Impact of anion adsorption on the HER kinetics of Au nanoparticles. The Nafion-containing gas diffusion electrodes were used as prepared (pristine) or soaked for 12 h in 1 M HClO₄, H₂SO₄, and KCl prior to assembly. Subsequently, the GDEs were operated in the H₂ pump membrane electrode assembly that uses the reversible hydrogen oxidation reaction as counter and internal reference electrode. Strongly adsorbing anions (SO₄^2– and Cl^–) lead to a distinct change in the kinetics. At higher overpotentials, the pre-exponential factor saturates and the kinetics switch into a fast Butler–Volmer regime, where the reduction of the activation energy in the Boltzmann factor leads to rapid acceleration of the rates. In contrast, weakly adsorbing anions (ClO₄^–) lead to negligible change in the bias dependent kinetics compared to the pristine Nafion. Note, the absolute rate is substantially suppressed for ClO₄^–, which might be caused by nontrivial (co)ion-exchange. Bias dependent pre-exponential factor, log A(η), and activation energy, E_A(η), from Arrhenius analysis, based on five observations (temperatures). The gray diagonal lines in the background are iso-current lines at 65 °C, i.e., pairs of log A and E_A that result in the same current.

Figure 6

Bias dependent activation enthalpy and entropy compensation in electrocatalysis.
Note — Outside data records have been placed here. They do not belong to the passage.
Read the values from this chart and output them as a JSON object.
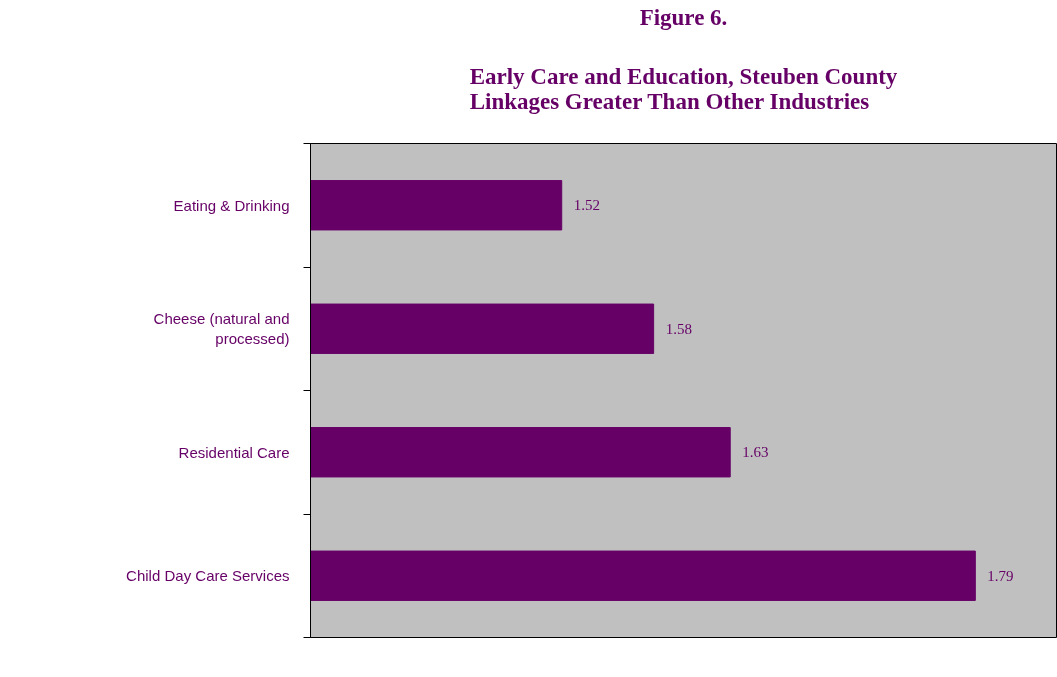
{
  "chart_data": {
    "type": "bar",
    "orientation": "horizontal",
    "title": "Figure 6.",
    "subtitle": "Early Care and Education, Steuben County Linkages Greater Than Other Industries",
    "categories": [
      "Eating & Drinking",
      "Cheese (natural and processed)",
      "Residential Care",
      "Child Day Care Services"
    ],
    "values": [
      1.52,
      1.58,
      1.63,
      1.79
    ],
    "color": "#660066",
    "xlim": [
      1.356,
      1.843
    ],
    "data_labels": true,
    "grid": false,
    "tick_labels": "y"
  }
}
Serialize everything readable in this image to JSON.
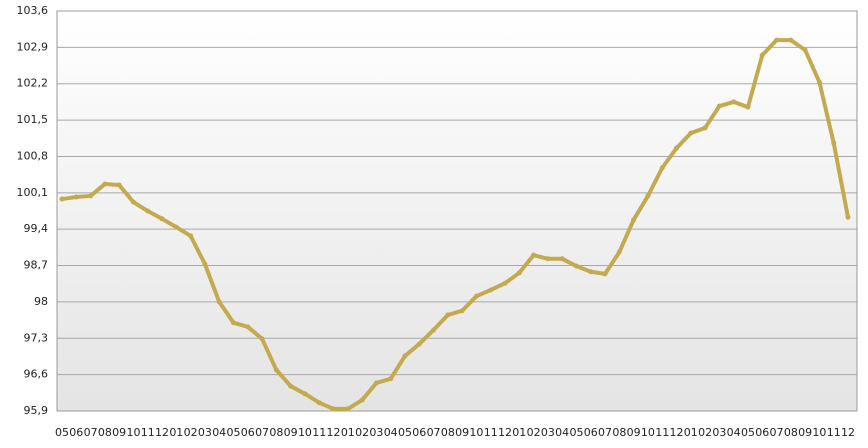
{
  "chart_data": {
    "type": "line",
    "categories": [
      "05",
      "06",
      "07",
      "08",
      "09",
      "10",
      "11",
      "12",
      "01",
      "02",
      "03",
      "04",
      "05",
      "06",
      "07",
      "08",
      "09",
      "10",
      "11",
      "12",
      "01",
      "02",
      "03",
      "04",
      "05",
      "06",
      "07",
      "08",
      "09",
      "10",
      "11",
      "12",
      "01",
      "02",
      "03",
      "04",
      "05",
      "06",
      "07",
      "08",
      "09",
      "10",
      "11",
      "12",
      "01",
      "02",
      "03",
      "04",
      "05",
      "06",
      "07",
      "08",
      "09",
      "10",
      "11",
      "12"
    ],
    "series": [
      {
        "color": "#c4aa4f",
        "values": [
          99.98,
          100.02,
          100.04,
          100.27,
          100.25,
          99.92,
          99.75,
          99.6,
          99.44,
          99.27,
          98.73,
          98.0,
          97.6,
          97.52,
          97.29,
          96.69,
          96.38,
          96.23,
          96.06,
          95.94,
          95.94,
          96.11,
          96.44,
          96.52,
          96.96,
          97.19,
          97.46,
          97.75,
          97.83,
          98.11,
          98.23,
          98.36,
          98.56,
          98.9,
          98.83,
          98.83,
          98.69,
          98.58,
          98.54,
          98.96,
          99.58,
          100.04,
          100.58,
          100.96,
          101.25,
          101.35,
          101.77,
          101.85,
          101.75,
          102.75,
          103.04,
          103.04,
          102.85,
          102.23,
          101.06,
          99.63
        ]
      }
    ],
    "ylim": [
      95.9,
      103.6
    ],
    "yticks": [
      {
        "value": 95.9,
        "label": "95,9"
      },
      {
        "value": 96.6,
        "label": "96,6"
      },
      {
        "value": 97.3,
        "label": "97,3"
      },
      98,
      {
        "value": 98.7,
        "label": "98,7"
      },
      {
        "value": 99.4,
        "label": "99,4"
      },
      {
        "value": 100.1,
        "label": "100,1"
      },
      {
        "value": 100.8,
        "label": "100,8"
      },
      {
        "value": 101.5,
        "label": "101,5"
      },
      {
        "value": 102.2,
        "label": "102,2"
      },
      {
        "value": 102.9,
        "label": "102,9"
      },
      {
        "value": 103.6,
        "label": "103,6"
      }
    ],
    "grid": true
  }
}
Starting at low overpotentials, the excess charge and, thus, electric fields, at the solid–electrolyte interface increase, causing an increasing activation entropy for the solvation step, ΔS_sol(η), likely due to ion delocalization in the ordered hydrogen bond network. However, the increasing excess charge at the surface is penalized by an increasing activation energy, E_A(η). Once the water is ordered sufficiently, ion solvation becomes fast and the bias starts to reduce the activation enthalpy of the intermediates over the (capacitively charged) catalyst surface. This transition region in the kinetics is critical to speed up reactions and switch into the fast Butler–Volmer regime where activation energies decrease with bias. However, with increasing coverage of intermediates (green circles), the surface configurational entropy, ΔS_surf(η), decreases due to a change of the number of microstates on the surface. Here, different compensation slopes might reflect what are traditionally considered the Volmer or Heyrovsky rate-determining step.